Dive Brief:
- Global energy demand rose 1% in 2022 but the rate of energy efficiency improvements was double the average of the past five years boosted by “surging” sales in more efficient technologies like heat pumps and electric vehicles, the International Energy Agency said in a report released earlier this month.
- In the United States last year, residential heat pump sales exceeded gas furnaces for the first time, making up 53% of heating system sales.
- Sales of electric vehicles grew 55% last year in the United States, and in the first quarter of this year made up more than 7% of new car sales.

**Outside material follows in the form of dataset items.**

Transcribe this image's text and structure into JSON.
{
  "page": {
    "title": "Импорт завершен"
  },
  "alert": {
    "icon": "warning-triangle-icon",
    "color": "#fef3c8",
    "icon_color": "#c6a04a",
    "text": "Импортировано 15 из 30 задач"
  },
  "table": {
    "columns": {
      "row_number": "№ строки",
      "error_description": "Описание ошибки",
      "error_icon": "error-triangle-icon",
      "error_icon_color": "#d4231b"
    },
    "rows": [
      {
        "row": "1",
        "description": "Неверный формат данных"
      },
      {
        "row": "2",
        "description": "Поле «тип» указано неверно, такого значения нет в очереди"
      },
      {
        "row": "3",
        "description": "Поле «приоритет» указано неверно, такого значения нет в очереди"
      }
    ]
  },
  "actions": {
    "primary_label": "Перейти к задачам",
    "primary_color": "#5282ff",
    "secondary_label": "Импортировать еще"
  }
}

Globally, EVs made up 14% of new car sales in 2022 and could reach 18% this year, IEA said.
Dive Insight:
Global investment in energy efficiency is expected to reach record levels of $624 billion in 2023, IEA said, “though growth is slowing due to increased cost of capital.”
Global energy efficiency investment in 2022 was about $600 billion, according to the report.
“Sales of key efficiency technologies are surging,” the report said. Heat pump sales grew more than 10% globally last year and in Europe increased by almost 40%. There were 2.3 million EVs sold worldwide in the first quarter of this year, a 25% boost over the same period last year.
“We are seeing strong momentum behind energy efficiency,” IEA Executive Director Fatih Birol said in a statement. “We now need to push into a higher gear and double energy efficiency progress by the end of this decade.”
Heat pumps are a “key technology” for decarbonization efforts, according to the report and new market data show that heat pump sales for residential space heating continue to rise significantly with a global increase of more than 10% in 2022.
Improvements in primary energy intensity increased to 2.2% in 2022, double the average over the previous five years and four times the rate in the last two years, IEA said. The sale of smart energy controls and building energy management systems increased last year but “remain far from the 2030 IEA Net Zero targets.”
Doubling the rate of energy intensity improvements globally, from 2% to above 4% would reduce global energy-related carbon dioxide emissions by almost 11 gigatons by 2030, the report concluded.
“We have all the ingredients. What we don’t have is time,” Schneider Electric Chairman Jean-Pascal Tricoire said. “Optimizing how we consume energy is the priority of how we tackle the climate-and-energy crisis.”
Last year Schneider Electric purchased AutoGrid, a company focused on the optimization and integration of distributed energy resources.